Have a documented system for controlling the compressor room key. If there is a problem that needs to be rectified, why waste time looking for the key? Those that need to know or need access should have the information as to where it is, or the actual key at hand.

Compressor Vibration


Depending on the style and size of the compressor, there will be varying levels of vibration associated with its operation. Installing the compressor on the recommended cement base could mean that vibration from the running compressor could be felt, and affect, other areas of the plant.

There are many options available to help isolate the compressor vibration from transmitting to other areas of the plant.

Some of those I've been involved with are wire rope isolators. Another is the use of simple elastomeric (neoprene or rubber cushions) mounts. The elastomers are likely the lowest cost, and provide a rubber cushion between the feet of the compressor and the floor.

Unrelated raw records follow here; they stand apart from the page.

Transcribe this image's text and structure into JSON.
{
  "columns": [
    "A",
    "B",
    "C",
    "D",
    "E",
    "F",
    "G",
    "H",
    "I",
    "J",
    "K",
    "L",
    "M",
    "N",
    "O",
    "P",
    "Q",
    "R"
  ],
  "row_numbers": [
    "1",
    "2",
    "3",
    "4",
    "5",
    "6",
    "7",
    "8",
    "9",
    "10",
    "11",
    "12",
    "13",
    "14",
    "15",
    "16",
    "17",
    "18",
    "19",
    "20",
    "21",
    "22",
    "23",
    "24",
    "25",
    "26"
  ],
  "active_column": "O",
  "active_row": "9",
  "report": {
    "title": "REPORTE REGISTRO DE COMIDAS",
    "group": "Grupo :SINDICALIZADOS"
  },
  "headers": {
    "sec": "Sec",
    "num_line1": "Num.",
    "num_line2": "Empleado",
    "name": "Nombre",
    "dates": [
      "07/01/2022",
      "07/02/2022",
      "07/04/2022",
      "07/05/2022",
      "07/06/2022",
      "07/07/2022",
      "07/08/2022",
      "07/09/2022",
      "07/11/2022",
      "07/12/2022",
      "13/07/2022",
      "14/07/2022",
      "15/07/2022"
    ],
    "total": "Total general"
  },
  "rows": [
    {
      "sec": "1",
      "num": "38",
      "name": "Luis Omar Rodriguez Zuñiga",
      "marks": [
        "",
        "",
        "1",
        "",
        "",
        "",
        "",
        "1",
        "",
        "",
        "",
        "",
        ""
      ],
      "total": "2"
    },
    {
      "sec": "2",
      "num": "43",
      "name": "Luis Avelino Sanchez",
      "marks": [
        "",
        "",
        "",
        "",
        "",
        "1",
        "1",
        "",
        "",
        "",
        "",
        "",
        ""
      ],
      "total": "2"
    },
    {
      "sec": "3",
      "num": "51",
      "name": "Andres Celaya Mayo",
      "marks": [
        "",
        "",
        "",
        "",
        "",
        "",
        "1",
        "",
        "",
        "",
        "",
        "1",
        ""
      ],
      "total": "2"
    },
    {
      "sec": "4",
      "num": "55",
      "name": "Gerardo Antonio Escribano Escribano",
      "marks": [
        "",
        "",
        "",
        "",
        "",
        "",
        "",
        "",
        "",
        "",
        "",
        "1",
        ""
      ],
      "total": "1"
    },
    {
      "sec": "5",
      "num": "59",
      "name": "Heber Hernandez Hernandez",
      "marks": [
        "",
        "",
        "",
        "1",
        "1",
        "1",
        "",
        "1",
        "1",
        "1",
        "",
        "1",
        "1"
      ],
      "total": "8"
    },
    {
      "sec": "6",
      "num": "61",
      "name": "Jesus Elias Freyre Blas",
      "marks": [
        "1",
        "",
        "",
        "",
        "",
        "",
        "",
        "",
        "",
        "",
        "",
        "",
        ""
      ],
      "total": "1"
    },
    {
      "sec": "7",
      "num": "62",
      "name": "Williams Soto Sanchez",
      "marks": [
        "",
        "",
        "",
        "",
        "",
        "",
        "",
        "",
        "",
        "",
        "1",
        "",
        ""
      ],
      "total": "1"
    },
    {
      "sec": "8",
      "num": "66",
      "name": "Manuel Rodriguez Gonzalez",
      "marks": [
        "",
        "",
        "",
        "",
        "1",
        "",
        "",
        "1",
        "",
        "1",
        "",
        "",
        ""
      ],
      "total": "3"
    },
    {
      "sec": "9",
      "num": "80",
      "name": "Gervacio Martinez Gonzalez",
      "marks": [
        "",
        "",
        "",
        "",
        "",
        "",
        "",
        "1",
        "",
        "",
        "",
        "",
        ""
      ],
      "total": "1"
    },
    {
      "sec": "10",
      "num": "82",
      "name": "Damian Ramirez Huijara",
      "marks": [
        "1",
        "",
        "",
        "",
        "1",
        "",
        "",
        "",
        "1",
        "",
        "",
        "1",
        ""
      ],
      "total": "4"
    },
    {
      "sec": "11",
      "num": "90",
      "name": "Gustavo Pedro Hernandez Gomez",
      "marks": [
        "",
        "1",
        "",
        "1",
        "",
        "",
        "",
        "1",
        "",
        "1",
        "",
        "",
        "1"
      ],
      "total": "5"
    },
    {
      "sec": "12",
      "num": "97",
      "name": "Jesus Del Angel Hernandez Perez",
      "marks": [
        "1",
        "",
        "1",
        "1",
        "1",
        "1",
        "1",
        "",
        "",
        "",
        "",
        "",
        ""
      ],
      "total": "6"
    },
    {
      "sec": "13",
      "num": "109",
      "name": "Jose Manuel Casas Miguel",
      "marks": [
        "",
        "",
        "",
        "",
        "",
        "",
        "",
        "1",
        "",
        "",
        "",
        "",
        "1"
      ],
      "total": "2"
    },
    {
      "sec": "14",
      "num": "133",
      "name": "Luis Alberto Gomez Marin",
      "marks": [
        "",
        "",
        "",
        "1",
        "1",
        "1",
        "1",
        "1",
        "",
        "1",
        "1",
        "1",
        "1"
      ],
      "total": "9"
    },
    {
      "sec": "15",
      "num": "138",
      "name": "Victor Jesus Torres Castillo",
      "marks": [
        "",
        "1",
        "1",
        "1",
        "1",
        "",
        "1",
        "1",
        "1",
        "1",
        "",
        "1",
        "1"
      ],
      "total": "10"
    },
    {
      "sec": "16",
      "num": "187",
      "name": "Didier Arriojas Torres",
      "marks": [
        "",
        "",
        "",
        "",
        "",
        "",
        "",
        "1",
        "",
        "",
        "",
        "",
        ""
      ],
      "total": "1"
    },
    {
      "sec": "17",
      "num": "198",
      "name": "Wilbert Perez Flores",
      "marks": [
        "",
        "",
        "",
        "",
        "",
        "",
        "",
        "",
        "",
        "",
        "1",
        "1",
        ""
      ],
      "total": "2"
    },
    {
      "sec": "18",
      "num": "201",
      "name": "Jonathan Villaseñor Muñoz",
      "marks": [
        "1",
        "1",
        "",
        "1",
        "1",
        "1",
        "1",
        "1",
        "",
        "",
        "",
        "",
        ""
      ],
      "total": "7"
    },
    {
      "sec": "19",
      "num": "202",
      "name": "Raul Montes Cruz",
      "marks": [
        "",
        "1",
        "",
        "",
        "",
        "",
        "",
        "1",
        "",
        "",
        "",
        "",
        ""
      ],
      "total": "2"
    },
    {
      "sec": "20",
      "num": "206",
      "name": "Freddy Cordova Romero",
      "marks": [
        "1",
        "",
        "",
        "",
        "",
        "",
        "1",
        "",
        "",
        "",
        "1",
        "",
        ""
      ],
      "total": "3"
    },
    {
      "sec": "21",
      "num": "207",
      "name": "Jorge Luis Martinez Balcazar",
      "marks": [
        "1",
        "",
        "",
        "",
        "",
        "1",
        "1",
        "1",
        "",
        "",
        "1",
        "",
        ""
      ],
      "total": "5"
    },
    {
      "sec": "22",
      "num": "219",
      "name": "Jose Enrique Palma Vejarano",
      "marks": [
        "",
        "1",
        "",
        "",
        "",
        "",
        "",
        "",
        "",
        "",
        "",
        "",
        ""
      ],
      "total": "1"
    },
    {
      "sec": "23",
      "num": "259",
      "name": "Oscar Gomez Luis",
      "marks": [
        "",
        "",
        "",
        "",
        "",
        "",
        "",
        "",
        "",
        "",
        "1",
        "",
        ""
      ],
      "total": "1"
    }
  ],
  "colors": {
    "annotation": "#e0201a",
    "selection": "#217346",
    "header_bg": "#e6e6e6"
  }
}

Be aware of the vibration concern when seeking a new compressor . Be sure to ask the vendor about steps you will have to take if the compressor you select can cause your plant a vibration problem.

Floor Under Air Compressor


A cement or concrete floor under your compressor is best.

Not only will this type of floor resist vibration, it will also resist decomposition from the water that is a continual by-product of compressing air.

It will also resist the compressor oil that is often spilled on the floor around the compressor.

Painting the floor before installing the compressor will make the floor around and under it easier to clean. Be aware of slip-and-fall hazards on a painted, wet or oily floor.

Compressor Tank Drain


If you install an auto-drain in the tank drain or just opt for using the manual drain valve to drain the tank at least once a day, the water that could come flooding from your tank drain valve has to go somewhere.

Be conscious of the fact that the mixture blowing out of the drain of the receiver may be mostly water, but will have dirt in it, and may contain oil as well.

It is quite likely that this water / dirt / oil slurry from your compressor will be considered as "hazardous waste" in your jurisdiction, and it must be treated as such.

Gone are the days when you simply ran the line from the receiver right into the nearest municipal drain. You do want to be sure about where your tank water/oil goes if there is sufficient volume.

Compressor Room Size


We have already talked about making the compressor room large enough to have elbow-room around the compressor, but when you are planning the compressor room, also give thought to the ancillary equipment you might ultimately need.

You may opt for installing an extra compressor tank or two right in the compressor room.

If an additional receiver does not provide sufficient cooling of the air to remove the water to a level satisfactory for your plant, you may need some compressed air cooling technology such as an aftercooler, a desiccant dryer or a refrigerant dryer.

These items can get you into some serious additional real estate around the compressor and should be in the compressor room too, so keep your options open in terms of how big your compressor room needs to be.

When it comes to compressor location, if your plant real estate allows, a bigger compressor room is always better than a confined one.